Point taken. The exception to my above statement is that if you are in an immigration status that explicitly forbids you from declaring US tax residency (like F J or M), then you cannot open up an IRA or 401k. Beyond that, however, if you're a tax resident you can open one up, wether a non-immigrant, immigrant or citizen.

From a savings perspective, it's a no-brainer. You deduct a few percent before taxes, the employer might match, and before you know it 3 years have passed and you have $15,000 in an account.
 
qwertyisback said:
Any Tax Guru's
How 401K distribution works after leaving country and possibly not in any immigration status??(magician q/s)
How is Resident/NonResident Tax returns defers?? Which is more beneficial from 401K/IRA distribution point of view??
Whats best way to take 401K distribution after/while leaving US?? Take it one time or over years?? And which type of return (R/NR) will save more in Taxes)??

Hipka/kapsy
Why you don't contribute to 401K??


Start chipping and throw your thoughts :D :D

If you abandon GC and leave US, then you file Tax as non-resident.
and you only report US income.

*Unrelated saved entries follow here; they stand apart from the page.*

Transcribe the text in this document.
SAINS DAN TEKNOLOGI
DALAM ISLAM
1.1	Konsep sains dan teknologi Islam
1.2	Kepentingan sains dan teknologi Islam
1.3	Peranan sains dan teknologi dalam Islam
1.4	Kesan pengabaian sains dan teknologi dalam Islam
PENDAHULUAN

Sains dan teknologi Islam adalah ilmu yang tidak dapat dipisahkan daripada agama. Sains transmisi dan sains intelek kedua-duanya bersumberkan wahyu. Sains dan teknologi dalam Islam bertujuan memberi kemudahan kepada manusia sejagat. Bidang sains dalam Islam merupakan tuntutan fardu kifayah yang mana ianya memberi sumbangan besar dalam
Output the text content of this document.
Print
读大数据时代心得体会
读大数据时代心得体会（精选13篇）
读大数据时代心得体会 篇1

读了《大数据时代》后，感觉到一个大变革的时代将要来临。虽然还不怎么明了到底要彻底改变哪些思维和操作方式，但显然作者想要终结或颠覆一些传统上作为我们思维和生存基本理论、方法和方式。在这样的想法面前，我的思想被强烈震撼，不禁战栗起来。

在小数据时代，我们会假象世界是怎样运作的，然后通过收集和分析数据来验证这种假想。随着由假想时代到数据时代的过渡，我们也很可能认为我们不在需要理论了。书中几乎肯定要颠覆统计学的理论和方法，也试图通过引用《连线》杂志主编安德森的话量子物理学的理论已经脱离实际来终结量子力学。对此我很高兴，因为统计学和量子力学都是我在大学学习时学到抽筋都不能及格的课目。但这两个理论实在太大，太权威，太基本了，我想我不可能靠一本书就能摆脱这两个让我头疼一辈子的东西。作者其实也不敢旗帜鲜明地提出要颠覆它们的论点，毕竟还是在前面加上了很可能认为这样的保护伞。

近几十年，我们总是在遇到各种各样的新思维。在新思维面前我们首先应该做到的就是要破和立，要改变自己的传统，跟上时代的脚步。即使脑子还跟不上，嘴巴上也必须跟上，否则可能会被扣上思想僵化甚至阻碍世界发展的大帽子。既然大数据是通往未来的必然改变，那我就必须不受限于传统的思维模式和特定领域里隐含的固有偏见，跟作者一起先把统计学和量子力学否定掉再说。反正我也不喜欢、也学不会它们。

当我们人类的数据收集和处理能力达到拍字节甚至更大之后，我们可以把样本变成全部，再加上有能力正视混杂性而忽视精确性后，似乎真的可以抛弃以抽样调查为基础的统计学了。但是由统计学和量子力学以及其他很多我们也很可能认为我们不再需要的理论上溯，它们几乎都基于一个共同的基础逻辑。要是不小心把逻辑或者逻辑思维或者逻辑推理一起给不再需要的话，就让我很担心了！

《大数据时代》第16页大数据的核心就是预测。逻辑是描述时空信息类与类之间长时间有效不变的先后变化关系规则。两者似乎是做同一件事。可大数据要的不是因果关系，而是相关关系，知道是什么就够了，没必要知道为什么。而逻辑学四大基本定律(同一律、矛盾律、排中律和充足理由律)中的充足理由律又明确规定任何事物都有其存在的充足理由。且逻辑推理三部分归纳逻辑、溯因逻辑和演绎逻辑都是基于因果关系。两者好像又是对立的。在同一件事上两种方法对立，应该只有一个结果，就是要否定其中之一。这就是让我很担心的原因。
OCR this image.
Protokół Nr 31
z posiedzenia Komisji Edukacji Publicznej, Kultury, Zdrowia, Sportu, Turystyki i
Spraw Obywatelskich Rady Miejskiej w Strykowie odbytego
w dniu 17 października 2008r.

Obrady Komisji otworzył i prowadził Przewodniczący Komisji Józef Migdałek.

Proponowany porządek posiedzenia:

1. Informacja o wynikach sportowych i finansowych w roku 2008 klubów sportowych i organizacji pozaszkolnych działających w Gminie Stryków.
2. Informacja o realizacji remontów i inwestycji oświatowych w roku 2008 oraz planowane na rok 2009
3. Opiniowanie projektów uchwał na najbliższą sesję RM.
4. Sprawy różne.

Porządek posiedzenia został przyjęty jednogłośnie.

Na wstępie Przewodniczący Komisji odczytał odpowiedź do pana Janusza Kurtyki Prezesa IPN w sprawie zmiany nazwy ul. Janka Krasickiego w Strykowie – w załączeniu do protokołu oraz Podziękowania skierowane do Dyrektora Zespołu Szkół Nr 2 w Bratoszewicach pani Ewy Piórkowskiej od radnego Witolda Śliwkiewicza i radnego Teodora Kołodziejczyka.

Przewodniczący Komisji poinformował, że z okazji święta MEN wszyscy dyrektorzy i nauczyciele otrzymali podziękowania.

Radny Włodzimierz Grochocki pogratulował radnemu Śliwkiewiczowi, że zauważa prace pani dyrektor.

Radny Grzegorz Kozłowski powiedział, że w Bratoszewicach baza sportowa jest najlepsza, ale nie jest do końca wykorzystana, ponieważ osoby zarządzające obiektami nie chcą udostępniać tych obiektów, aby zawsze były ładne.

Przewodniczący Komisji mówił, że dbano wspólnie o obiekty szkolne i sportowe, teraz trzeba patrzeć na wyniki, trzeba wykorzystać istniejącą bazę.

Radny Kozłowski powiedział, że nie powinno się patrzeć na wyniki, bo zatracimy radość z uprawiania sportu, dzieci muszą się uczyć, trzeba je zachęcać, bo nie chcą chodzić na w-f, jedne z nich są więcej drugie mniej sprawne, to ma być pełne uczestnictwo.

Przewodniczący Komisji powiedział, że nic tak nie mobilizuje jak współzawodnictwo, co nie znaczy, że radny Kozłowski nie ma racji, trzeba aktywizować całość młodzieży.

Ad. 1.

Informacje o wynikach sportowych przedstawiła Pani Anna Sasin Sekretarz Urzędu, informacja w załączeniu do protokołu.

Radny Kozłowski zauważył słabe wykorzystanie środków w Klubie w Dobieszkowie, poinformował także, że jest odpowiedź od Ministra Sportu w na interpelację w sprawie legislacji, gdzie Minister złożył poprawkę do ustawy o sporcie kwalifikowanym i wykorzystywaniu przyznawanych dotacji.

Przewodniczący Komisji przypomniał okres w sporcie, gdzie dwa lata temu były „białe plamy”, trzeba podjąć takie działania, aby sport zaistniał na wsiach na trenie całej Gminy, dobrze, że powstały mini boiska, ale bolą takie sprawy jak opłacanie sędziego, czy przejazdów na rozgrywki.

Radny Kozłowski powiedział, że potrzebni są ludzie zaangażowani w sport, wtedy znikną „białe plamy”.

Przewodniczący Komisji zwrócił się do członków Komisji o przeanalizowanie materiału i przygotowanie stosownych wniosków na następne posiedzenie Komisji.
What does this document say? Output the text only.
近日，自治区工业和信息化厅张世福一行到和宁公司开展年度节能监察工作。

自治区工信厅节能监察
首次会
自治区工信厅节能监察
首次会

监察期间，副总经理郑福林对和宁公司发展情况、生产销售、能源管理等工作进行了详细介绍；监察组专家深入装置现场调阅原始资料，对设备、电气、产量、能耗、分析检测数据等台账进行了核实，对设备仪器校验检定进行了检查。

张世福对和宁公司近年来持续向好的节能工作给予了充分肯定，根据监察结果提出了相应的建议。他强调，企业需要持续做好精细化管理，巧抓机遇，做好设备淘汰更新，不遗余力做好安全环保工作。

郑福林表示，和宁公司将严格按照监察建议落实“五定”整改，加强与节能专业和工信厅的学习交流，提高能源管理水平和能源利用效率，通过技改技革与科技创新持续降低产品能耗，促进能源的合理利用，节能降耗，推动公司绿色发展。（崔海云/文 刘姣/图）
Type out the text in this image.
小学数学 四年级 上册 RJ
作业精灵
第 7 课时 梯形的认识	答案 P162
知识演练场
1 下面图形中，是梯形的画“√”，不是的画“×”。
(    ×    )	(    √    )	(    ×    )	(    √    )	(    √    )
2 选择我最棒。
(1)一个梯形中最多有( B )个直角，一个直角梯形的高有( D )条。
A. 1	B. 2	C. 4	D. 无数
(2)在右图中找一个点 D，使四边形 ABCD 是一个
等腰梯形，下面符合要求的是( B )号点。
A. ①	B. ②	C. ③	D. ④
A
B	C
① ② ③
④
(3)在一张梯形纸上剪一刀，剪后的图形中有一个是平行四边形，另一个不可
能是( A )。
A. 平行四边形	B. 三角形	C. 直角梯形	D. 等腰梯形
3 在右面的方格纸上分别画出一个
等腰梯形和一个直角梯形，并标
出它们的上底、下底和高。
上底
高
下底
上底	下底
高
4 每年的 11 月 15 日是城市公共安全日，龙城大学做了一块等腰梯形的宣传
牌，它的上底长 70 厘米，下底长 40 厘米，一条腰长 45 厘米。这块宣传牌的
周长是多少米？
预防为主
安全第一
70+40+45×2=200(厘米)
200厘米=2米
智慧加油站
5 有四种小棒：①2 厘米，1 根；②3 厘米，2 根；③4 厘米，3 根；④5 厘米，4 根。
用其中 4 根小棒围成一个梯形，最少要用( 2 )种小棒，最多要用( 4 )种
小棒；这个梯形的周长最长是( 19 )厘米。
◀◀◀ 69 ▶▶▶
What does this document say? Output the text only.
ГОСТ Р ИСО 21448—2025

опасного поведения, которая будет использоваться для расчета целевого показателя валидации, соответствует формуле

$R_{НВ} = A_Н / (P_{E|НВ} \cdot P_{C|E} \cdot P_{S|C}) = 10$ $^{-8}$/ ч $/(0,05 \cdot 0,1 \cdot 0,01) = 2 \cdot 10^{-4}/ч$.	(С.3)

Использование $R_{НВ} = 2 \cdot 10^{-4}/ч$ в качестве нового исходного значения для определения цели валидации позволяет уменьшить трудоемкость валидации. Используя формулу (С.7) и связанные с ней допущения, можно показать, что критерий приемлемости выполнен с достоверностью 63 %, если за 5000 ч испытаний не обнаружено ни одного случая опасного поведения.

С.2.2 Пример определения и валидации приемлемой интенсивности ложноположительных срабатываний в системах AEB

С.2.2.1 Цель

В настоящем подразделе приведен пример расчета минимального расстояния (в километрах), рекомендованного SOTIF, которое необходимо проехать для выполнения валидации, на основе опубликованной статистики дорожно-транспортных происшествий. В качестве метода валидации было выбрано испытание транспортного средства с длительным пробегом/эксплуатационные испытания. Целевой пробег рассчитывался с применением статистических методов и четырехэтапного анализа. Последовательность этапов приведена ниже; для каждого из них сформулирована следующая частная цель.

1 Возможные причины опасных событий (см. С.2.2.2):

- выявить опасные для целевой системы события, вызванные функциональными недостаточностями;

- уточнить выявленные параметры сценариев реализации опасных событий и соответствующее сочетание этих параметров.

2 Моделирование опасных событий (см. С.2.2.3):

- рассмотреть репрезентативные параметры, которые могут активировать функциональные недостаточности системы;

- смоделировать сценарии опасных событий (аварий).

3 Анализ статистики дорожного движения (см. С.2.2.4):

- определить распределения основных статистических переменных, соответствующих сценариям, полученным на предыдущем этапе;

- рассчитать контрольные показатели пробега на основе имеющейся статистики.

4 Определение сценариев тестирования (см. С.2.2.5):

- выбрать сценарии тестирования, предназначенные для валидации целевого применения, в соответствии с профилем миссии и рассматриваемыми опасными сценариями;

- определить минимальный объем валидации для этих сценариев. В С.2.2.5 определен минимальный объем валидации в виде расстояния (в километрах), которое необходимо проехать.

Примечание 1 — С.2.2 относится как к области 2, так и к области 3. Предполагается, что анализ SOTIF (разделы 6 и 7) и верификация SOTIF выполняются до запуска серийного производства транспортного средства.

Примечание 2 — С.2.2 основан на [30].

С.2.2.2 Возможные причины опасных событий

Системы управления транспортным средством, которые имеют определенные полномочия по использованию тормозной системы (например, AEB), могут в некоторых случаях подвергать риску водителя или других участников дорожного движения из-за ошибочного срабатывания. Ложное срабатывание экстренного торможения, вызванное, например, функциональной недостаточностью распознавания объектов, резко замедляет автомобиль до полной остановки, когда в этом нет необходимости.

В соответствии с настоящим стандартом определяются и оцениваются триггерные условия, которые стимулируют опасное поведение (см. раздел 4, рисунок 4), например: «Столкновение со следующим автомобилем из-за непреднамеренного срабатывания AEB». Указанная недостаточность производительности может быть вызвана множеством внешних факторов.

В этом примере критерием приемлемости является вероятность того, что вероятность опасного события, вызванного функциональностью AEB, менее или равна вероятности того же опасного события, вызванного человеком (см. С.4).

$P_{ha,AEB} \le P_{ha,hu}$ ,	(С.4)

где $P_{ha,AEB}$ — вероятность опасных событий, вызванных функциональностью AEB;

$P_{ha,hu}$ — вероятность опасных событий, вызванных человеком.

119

Your 401K distribution
is conisdered your US income that tax year.

You can deduct maybe only $2000 plus other amount specifiyed by tax treaty.
So you can withdraw your 401K each year by amount smaller than
deduction amount so that you do not have to pay any taxes.
But you have to pay penealty if withdrawal is premature
 
TheRealCanadian said:
Point taken. The exception to my above statement is that if you are in an immigration status that explicitly forbids you from declaring US tax residency (like F J or M), then you cannot open up an IRA or 401k. Beyond that, however, if you're a tax resident you can open one up, wether a non-immigrant, immigrant or citizen.

From a savings perspective, it's a no-brainer. You deduct a few percent before taxes, the employer might match, and before you know it 3 years have passed and you have $15,000 in an account.

I once applied for H1B visa but I already have 401K account.
I once worried 401K amount indicated by my W-2 and paystub
will lead to rejectionb of my visa due to immigration intent.
 
TheRealCanadian said:
From a savings perspective, it's a no-brainer. You deduct a few percent before taxes, the employer might match, and before you know it 3 years have passed and you have $15,000 in an account.

Yes. It may be even worth it even if you want to withdraw
prematurely with penealty. Your employer's match and
delayed tax payment may be bigger than penalty.